The eugenics argument soon followed and Strode wrote that the state was supporting too many defective persons in various institutions, resulting in a financial burden to the state of Virginia. Strode drove home the message that if the people were to be released from the facilities, they would “likely become a propagation of their own kind and a menace to society.” The final sentence of the preamble explained, without scientific terms, that heredity played a significant role in the transmission of “insanity, idiocy, imbecility, epilepsy, and crime.” The 1924 Virginia Sterilization Act passed quietly and without ceremony, as another eugenic enactment forbidding interracial marriage was passed on the same day drawing much more attention from the press than the new sterilization law.

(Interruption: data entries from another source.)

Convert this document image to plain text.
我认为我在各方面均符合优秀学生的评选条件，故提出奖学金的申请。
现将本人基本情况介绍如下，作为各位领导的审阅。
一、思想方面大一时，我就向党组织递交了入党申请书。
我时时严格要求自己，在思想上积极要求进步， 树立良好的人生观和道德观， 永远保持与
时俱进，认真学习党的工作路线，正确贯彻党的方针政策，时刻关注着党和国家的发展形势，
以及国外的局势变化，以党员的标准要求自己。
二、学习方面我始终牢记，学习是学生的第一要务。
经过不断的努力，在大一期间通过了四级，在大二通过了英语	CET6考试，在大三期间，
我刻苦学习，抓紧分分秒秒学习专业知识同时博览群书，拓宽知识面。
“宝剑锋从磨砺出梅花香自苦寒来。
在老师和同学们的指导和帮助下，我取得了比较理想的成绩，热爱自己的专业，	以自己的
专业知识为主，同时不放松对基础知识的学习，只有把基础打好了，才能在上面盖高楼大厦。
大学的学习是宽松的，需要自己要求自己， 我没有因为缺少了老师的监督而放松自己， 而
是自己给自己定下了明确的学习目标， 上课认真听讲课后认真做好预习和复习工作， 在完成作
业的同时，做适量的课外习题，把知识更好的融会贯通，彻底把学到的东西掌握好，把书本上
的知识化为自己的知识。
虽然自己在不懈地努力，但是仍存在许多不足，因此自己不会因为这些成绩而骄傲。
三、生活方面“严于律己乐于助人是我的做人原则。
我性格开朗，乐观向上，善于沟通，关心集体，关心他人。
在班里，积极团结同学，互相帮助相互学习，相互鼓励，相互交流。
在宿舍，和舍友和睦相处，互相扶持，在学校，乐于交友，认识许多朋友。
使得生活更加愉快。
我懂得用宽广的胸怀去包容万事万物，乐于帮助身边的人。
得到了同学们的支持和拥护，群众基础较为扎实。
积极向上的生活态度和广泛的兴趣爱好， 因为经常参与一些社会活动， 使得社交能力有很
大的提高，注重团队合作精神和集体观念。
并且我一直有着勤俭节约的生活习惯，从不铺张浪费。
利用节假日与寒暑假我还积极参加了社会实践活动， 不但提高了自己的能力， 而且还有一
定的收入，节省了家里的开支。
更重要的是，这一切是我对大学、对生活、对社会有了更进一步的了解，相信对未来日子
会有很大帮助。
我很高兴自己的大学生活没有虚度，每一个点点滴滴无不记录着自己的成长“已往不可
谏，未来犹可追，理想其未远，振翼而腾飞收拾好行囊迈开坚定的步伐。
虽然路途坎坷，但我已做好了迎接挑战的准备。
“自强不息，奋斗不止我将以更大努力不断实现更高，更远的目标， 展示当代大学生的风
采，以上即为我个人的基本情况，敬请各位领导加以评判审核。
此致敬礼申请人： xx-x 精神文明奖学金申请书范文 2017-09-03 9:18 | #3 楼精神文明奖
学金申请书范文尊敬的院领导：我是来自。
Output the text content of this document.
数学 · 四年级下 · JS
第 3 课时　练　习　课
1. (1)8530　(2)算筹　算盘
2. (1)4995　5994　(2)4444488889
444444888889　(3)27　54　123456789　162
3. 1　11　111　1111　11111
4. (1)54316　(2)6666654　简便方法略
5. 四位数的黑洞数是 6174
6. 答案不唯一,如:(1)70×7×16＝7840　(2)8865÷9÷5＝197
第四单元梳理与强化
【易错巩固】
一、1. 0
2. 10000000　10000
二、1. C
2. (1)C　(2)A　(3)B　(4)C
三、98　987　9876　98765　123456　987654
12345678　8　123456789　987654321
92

In July of 1924, the Virginia Sterilization Act took effect, stating that inmates of any state institution could be sexually sterilized in certain cases. Anxious to continue his work, Priddy followed Strode’s legal advice to validate the sterilization law through the Virginia Court of Appeals and possibly the US Supreme Court. Priddy then presented a list of eighteen patients residing at the Virginia Colony, all women, whom Priddy believed to be moral delinquents. Among this list of women was Carrie Buck, who would become the first person sterilized under the 1924 Virginia Sterilization Act. Her case would give rise to one of the most famous US Supreme Court cases: Buck v. Bell, a classic example of an individual’s right versus state rights to control reproduction.
- Buck v. , Superintendent. Supreme Court of the United States. 274 U.S. 200; 47 S. Ct. 584; 71 L. Ed. 1000; 1927 U.S.
- Dorr, Gregory M. “Defective or Disabled?: Race, Medicine, and Eugenics in Progressive Era Virginia and Alabama,” Journal of the Gilded Age and the Progressive Era 5:4 (2006): 359–92.
- Gould, Stephen. “Carry Buck’s Daughter.” Natural History 93 (1984). 14–18.
- Laughlin, Harry. Eugenical Sterilization in the United States. Chicago: Psychopathic Laboratory of the Municipal Court, 1922.
- Lombardo, Paul. Three Generations, No Imbeciles: Eugenics, the Supreme Court, and Buck v. Bell. Baltimore: Johns Hopkins University Press, 2008.